D’une belle voix de stentor, les lunettes embuées, de haute taille, un peu voûté, Ahmed Akkache, l’ami de longtemps, prononce l’Adieu. L’homme qui parle connait bien celui qui gît dans l’absence. Sa parole n’est pas moulée dans la syntaxe convenue. Il avoue qu’il sera nécessairement au-dessous du panégyrique, s’il en avait la volonté ou le désir de déclamer : « Ni Yacine ni moi-même n’avons été indulgents dans l’octroi de flatterie destinées aussi bien aux vivants qu’aux morts. Nous avons toujours ri de cette creuse et agaçante formule qui dit : « Ce sont toujours les meilleurs qui s’en vont ». Oui, nous riions de la gratuité suspecte du compliment en nous interrogeant : Pourquoi la mort rend-elle le mort exemplaire, alors qu’hier il n’était ni meilleur ni pire que vous et moi et, que vous et moi, sommes appelés sinon à un destin du moins à la même destination ?
Yacine aimait à répéter une maxime irlandaise disant : « Les cimetières sont remplis de gens indispensable ». Oserais-je la prononcer ici devant vous, ô magnifique multitude ?
« Lui et moi, surtout moi, puisque encore vivant, bafouerions nous nos principes si j’ajoutais à ces monceaux de gerbes de fleurs d’autres, que je tresserais en phrases aussi longues que notre cortège. Je suis sûr que Yacine viendrait me taper sur l’épaule, agitant son index sous mon nez, en me chahutant d’un rigolard : Renégat ! L’éloge n’est pas dans ce que je dis, non ! Il est dans notre présence, dans notre nombre : il est dans cette ferveur de silence et de clameur de ce Premier-Novembre dont on veut nous usurper et la gloire et la joie. Changeons, pour être dans l’esprit de Kateb, l’ordre des choses et laissons-le, lui-même nous faire ses Adieux :
Bonjour, bonjour à tous ;
Bonjour mes vieux copains ;
Je vous reviens avec ma gueule
De paladin solitaire,
Et je sais que ce soir
Monterons des chants infernaux…
Voici le coin de boue
Où dormait mon front fier,
Aux hurluments des vents,
Par les cris de décembre ;
Voici ma vie à moi,
Rassemblée en poussière… »
Ahmed Akkache a raison. Kateb Yacine détestait les louanges. Surtout les dernières. A la mort de sa mère en 1980, il n’avait pas assisté à son enterrement. Il était resté auprès de M’hamed Issiakhem dans la maison de Bainem, aux pilotis frappées par les ressacs de la mer. Ils ont calligraphié et peint sur une toile une peinture-poème. Une femme en deuil de son enfant adulte, prise dans l’entrelacs des lettres syncopant le récit de l’ancêtre. J’ai hérité e ce tableau titré Femme sur Poème.
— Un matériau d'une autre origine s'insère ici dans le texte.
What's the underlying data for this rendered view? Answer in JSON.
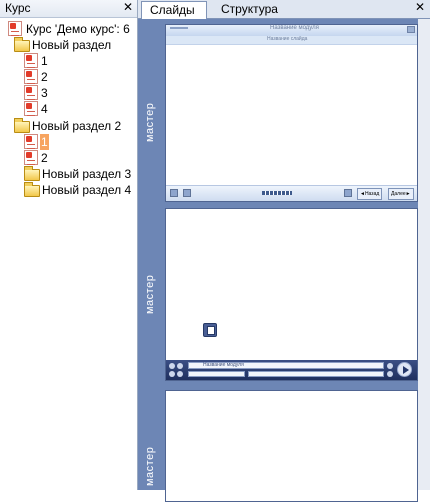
{
  "left_panel": {
    "title": "Курс",
    "close": "✕",
    "tree": [
      {
        "label": "Курс 'Демо курс': 6",
        "type": "doc"
      },
      {
        "label": "Новый раздел",
        "type": "folder"
      },
      {
        "label": "1",
        "type": "doc"
      },
      {
        "label": "2",
        "type": "doc"
      },
      {
        "label": "3",
        "type": "doc"
      },
      {
        "label": "4",
        "type": "doc"
      },
      {
        "label": "Новый раздел 2",
        "type": "folder"
      },
      {
        "label": "1",
        "type": "doc",
        "selected": true
      },
      {
        "label": "2",
        "type": "doc"
      },
      {
        "label": "Новый раздел 3",
        "type": "folder"
      },
      {
        "label": "Новый раздел 4",
        "type": "folder"
      }
    ]
  },
  "right_panel": {
    "tabs": [
      "Слайды",
      "Структура"
    ],
    "active_tab": "Слайды",
    "close": "✕",
    "slides": [
      {
        "side_label": "мастер",
        "header_title": "Название модуля",
        "sub_title": "Название слайда",
        "nav_prev": "◄Назад",
        "nav_next": "Далее►"
      },
      {
        "side_label": "мастер",
        "module_name": "Название модуля"
      },
      {
        "side_label": "мастер"
      }
    ]
  }
}
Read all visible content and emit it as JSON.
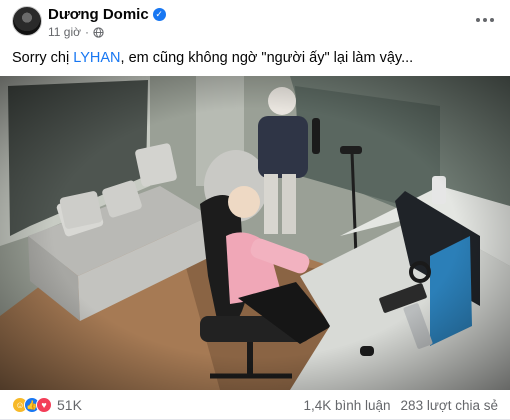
{
  "post": {
    "author": "Dương Domic",
    "time": "11 giờ",
    "caption_before": "Sorry chị ",
    "mention": "LYHAN",
    "caption_after": ", em cũng không ngờ \"người ấy\" lại làm vậy..."
  },
  "icons": {
    "verified": "verified-badge-icon",
    "privacy": "globe-icon",
    "more": "more-options-icon",
    "reactions": [
      "haha-reaction-icon",
      "like-reaction-icon",
      "love-reaction-icon"
    ]
  },
  "engagement": {
    "reaction_count": "51K",
    "comments": "1,4K bình luận",
    "shares": "283 lượt chia sẻ"
  },
  "colors": {
    "accent": "#1877f2",
    "secondary_text": "#65676b",
    "haha": "#f7b928",
    "love": "#f33e58"
  }
}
A la mort de M’hamed, Yacine n’est pas allé à El-Alya. Il est resté avec l’ami Younès Bouchek, psychiatre rabelaisien et massif comme un roc du Djurdjura, à la taverne du « Manchot » qui, ce jour-là, a tenu son bar ouvert et le tiroir-caisse fermé.
Aujourd’hui, on rince gratis ! a écrit le parton sur l’ardoise et, pour la circonstance, tous les arriérés furent effacés et amnistiés.
La voix d’Ahmed Akkache est claire et porte loin. Vieille habitude des meetings ouvriers. Discours affectif aux rythmes rompus par des expirations qui redonnent au silence son amplitude et, à chacun d’entre nous, sa part de compassion. L’instant dernier semble arrêté, enroulé sur lui-même, coagulé dans l’émotion retenue dans la poitrine.